Para o congelamento social do ovo, é realizado primeiro um estímulo de 2 semanas de gonadotropina. É o mesmo procedimento que o clássico tratamento de fertilização in vitro. Os folículos são aspirados vaginalmente – geralmente sob uma curta anestesia. A isto segue-se a criopreservação. A vitrificação, uma nova técnica de congelação, permite agora também a preservação dos próprios oócitos crio-sensíveis com elevadas taxas de sobrevivência. Dependendo do número de oócitos obtidos, são necessários vários ciclos de estimulação.
Se a paciente desejar utilizar os oócitos, por exemplo, por ter ficado demasiado velha para engravidar dos seus restantes oócitos, estes são descongelados, fertilizados com o esperma do seu parceiro e transferidos na fase embrionária. Os custos de um tratamento de estimulação, bem como a remoção dos oócitos, incluindo os medicamentos necessários, ascendem a cerca de CHF 4000 a 5000, os custos de armazenamento adicionalmente a cerca de CHF 300 a 400 por ano. Se os oócitos forem utilizados mais tarde, há custos adicionais para a fertilização e o ciclo de transferência.
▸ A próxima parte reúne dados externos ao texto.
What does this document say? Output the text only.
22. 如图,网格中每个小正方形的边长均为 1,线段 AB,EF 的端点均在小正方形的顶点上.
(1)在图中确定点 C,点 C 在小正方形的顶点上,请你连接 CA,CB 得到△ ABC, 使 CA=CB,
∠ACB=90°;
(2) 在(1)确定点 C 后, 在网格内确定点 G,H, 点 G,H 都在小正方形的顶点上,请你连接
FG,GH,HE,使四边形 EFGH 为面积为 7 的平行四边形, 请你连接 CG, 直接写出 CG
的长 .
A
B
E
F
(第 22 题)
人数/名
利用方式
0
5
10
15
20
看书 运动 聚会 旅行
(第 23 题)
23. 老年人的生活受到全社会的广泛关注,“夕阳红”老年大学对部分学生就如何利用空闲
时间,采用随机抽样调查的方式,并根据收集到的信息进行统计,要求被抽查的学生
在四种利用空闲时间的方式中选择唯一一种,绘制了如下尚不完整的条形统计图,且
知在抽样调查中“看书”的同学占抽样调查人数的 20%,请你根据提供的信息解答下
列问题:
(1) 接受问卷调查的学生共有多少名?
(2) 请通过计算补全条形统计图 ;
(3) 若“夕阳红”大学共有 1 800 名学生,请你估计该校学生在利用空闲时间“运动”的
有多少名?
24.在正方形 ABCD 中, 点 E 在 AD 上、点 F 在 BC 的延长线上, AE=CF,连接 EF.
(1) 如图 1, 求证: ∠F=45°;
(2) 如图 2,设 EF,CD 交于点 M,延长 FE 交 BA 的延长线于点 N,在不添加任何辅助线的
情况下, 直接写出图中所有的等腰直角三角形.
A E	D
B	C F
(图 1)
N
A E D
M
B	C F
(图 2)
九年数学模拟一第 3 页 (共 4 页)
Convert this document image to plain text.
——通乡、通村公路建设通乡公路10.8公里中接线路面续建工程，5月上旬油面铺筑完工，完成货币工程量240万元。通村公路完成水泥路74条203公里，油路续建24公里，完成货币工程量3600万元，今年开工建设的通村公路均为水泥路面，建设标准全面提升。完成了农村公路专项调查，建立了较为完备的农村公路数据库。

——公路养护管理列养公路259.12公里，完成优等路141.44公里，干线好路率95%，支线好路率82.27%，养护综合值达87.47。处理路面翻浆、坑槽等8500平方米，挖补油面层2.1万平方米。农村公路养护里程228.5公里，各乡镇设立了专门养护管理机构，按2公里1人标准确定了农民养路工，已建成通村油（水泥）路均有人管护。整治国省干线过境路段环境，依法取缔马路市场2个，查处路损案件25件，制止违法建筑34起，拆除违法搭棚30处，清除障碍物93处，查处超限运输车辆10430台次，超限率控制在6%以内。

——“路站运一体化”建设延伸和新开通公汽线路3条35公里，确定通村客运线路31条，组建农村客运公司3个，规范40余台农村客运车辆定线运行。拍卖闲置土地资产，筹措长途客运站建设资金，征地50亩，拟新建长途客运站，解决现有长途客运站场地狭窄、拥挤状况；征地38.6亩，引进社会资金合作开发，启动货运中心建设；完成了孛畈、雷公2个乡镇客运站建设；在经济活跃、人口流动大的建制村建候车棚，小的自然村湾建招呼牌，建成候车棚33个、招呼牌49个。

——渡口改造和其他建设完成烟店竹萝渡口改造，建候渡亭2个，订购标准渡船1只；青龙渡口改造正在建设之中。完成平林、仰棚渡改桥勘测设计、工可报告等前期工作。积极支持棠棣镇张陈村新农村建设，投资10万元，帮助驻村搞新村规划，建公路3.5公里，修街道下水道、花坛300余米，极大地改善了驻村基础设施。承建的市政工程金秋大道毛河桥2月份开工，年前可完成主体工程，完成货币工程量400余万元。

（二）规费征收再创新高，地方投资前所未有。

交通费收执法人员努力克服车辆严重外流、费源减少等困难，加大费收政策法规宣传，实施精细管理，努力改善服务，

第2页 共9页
Que mulheres põem de lado uma reserva de fertilidade?
Em 2013, o registo FertiPROTEKT, que abrange a Alemanha, partes da Suíça e da Áustria, examinou os motivos para o congelamento social [2] e voltou a perguntar em 2016. A maioria das mulheres tem entre 36 e 40 anos e citadas como a principal razão para o congelamento da sociedade (www.fertiprotekt.ch). Isto significa que a maioria das mulheres não realiza o congelamento social como uma reserva de fertilidade planeada a longo prazo. Pelo contrário, procuram o congelamento social a curto prazo e numa fase relativamente tardia devido a uma mudança inesperada na sua situação de vida, por exemplo, a separação do seu parceiro. Também segundo dados publicados, não é tanto a carreira profissional que conta, mas sim a preocupação de não encontrar o parceiro certo a tempo de constituir uma família [3].
Os dados sobre a frequência do congelamento social na Suíça são insuficientes. Existe um registo da rede suíça “Fertisave” da Sociedade Suíça de Medicina Reprodutiva SGRM, mas uma vez que a apresentação de relatórios é voluntária, os números não são representativos. De acordo com a experiência do autor, não mais do que algumas centenas de ciclos de congelamento social são susceptíveis de serem realizados na Suíça todos os anos.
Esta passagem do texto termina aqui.